Residential customers of Clark Public Utilities will pay more for electricity under a unanimous decision by the utility’s three commissioners on Tuesday.
However, while rates will go up beginning Nov. 1 — about 3.9 percent for a household that burns 1,200 kilowatt-hours per month — monthly bills will actually go down for two years, thanks to a refund connected to a complicated legal settlement.
The rate hike adopted by commissioners Nancy Barnes, Carol Curtis and Byron Hanke aims to bridge a $9.7 million revenue shortfall on an anticipated $376.42 million electric system budget for 2012.
It adds $2 to the base monthly residential customer charge, raising it to $12, and boosts the energy cost, which is currently 7.98 cents per kilowatt-hour, to 8.16 cents per kilowatt-hour.
Wayne Nelson, the utility’s general manager, said a cost-of-service analysis by the utility showed that even the higher base charge to a residential customer is “below what it should be.” That analysis said the base monthly customer charge could go as high as $15 or $16, Nelson said.
A household that burns 1,200 kilowatt-hours a month now receives a bill of $105.76. That household’s bill would actually fall to $103.07, however, because customers will get a credit of 0.5 of a cent per kilowatt-hour on their bills each month for the next two years.
Utility officials anticipate that after 2013, when the refund expires, residential customers will pay the new, higher rate, which would raise the same household’s monthly bill to roughly $110.
Commercial and industrial employers also will pay higher rates, although they face smaller increases than households.
Employers’ hikes
Industrial and commercial employers will pay 1 percent more to power their operations under rates approved Tuesday.
For an industrial employer that pays roughly $1 million per month for electricity, a rate increase of 1 percent adds $10,000 to their bill.
In boosting residential customers’ rates by more than businesses’ rates, commissioners said the utility’s cost-of-service analysis showed that it’s more expensive to provide power to households, which, unlike industrial and commercial customers, use energy in a volatile manner.
Weather a factor
Clark Public Utilities, which provides electricity to more than 183,000 residential and business customers in Clark County, currently gets its energy from the Bonneville Power Administration, its own gas-fired River Road Generating Plant and purchases on the open market.
The BPA’s decision this month to increase wholesale power rates is a major driver of the utility’s projected budget gap, which commissioners decided Tuesday to cover with rate increases.
The other big factor is Initiative 937, approved by Washington voters in 2006. The law requires large utilities to get 15 percent of their power from renewable sources by the year 2020, following step-up requirements of 3 percent in 2012 and 9 percent in 2016.
Complying with I-937, including adding wind to its energy mix and investing in conservation measures, bumps up the cost to Clark Public Utilities of providing power to the region.
After factoring in those additional expenses, and accounting for some cost reductions, officials initially estimated the utility faced a budget shortfall of $13.7 million.

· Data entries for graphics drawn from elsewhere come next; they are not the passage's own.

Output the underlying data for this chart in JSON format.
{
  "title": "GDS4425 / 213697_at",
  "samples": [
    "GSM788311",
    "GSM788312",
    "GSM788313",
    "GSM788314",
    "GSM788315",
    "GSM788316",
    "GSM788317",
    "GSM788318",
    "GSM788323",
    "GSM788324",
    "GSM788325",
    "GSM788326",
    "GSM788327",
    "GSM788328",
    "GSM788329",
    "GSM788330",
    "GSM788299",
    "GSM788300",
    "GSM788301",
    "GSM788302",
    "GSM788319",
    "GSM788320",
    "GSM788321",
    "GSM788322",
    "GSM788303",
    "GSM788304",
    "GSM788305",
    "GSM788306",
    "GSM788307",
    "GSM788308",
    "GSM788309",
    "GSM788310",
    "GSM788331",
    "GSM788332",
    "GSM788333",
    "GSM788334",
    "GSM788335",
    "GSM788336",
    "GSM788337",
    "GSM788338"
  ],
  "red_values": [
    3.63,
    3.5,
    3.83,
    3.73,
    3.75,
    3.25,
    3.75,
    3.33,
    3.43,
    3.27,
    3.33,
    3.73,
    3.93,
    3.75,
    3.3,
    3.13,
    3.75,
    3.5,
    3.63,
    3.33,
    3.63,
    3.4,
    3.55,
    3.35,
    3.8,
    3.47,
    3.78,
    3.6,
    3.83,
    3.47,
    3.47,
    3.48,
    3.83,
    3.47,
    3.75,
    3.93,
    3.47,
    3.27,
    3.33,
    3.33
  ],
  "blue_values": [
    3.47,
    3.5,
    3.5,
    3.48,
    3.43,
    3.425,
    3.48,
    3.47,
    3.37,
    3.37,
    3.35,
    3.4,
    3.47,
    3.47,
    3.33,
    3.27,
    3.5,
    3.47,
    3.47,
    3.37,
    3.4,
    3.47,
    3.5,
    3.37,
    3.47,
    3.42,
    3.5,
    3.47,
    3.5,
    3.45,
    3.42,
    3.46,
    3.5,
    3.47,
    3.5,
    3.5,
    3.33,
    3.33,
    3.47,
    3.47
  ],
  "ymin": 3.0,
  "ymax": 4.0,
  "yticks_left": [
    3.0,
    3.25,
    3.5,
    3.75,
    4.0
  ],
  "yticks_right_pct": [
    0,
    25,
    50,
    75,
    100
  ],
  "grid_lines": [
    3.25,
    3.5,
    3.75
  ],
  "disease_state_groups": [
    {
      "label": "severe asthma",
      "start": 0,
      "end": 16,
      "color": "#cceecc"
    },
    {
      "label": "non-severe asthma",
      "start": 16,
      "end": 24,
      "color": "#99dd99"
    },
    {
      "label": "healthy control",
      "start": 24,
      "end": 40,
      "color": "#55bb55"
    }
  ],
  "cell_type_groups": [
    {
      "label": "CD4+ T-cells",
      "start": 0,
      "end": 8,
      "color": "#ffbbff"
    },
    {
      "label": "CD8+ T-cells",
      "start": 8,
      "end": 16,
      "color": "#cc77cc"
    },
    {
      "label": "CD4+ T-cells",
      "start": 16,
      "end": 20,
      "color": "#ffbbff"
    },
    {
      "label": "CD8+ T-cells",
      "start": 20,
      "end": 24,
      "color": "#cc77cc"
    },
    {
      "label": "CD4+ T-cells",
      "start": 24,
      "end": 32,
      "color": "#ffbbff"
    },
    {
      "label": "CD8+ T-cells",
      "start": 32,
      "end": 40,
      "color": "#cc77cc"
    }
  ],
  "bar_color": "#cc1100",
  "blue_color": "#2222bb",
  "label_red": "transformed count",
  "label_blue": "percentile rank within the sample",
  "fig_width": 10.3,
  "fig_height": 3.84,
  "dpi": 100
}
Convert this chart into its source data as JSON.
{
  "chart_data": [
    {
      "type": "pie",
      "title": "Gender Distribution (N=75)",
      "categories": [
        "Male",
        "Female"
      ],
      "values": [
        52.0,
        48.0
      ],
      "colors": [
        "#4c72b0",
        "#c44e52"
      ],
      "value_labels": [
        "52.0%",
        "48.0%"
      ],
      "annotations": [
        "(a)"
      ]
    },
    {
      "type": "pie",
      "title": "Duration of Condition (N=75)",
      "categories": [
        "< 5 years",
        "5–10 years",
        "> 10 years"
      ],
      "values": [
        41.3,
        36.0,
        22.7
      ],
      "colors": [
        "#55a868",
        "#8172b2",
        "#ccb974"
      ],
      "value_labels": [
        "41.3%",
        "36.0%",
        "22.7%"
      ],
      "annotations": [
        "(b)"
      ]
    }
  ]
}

That prompted utility commissioners to consider hiking rates by as much as 4.9 percent for residential customers and 3.9 percent for industrial and commercial customers.
However, a forecast of wetter, cooler weather gives the utility an opportunity to reap savings by purchasing power cheaply on the open market and by not running its gas-fired River Road plant, said Rick Dyer, director of finance for Clark Public Utilities. That should shrink the utility’s estimated deficit to $9.7 million based on certain market dynamics, he said.
Clark Public Utilities last raised rates in August 2010, when commissioners adopted a 5.7 percent increase to cover a projected year-end shortfall.
Tuesday’s rate hike was the third since 2003.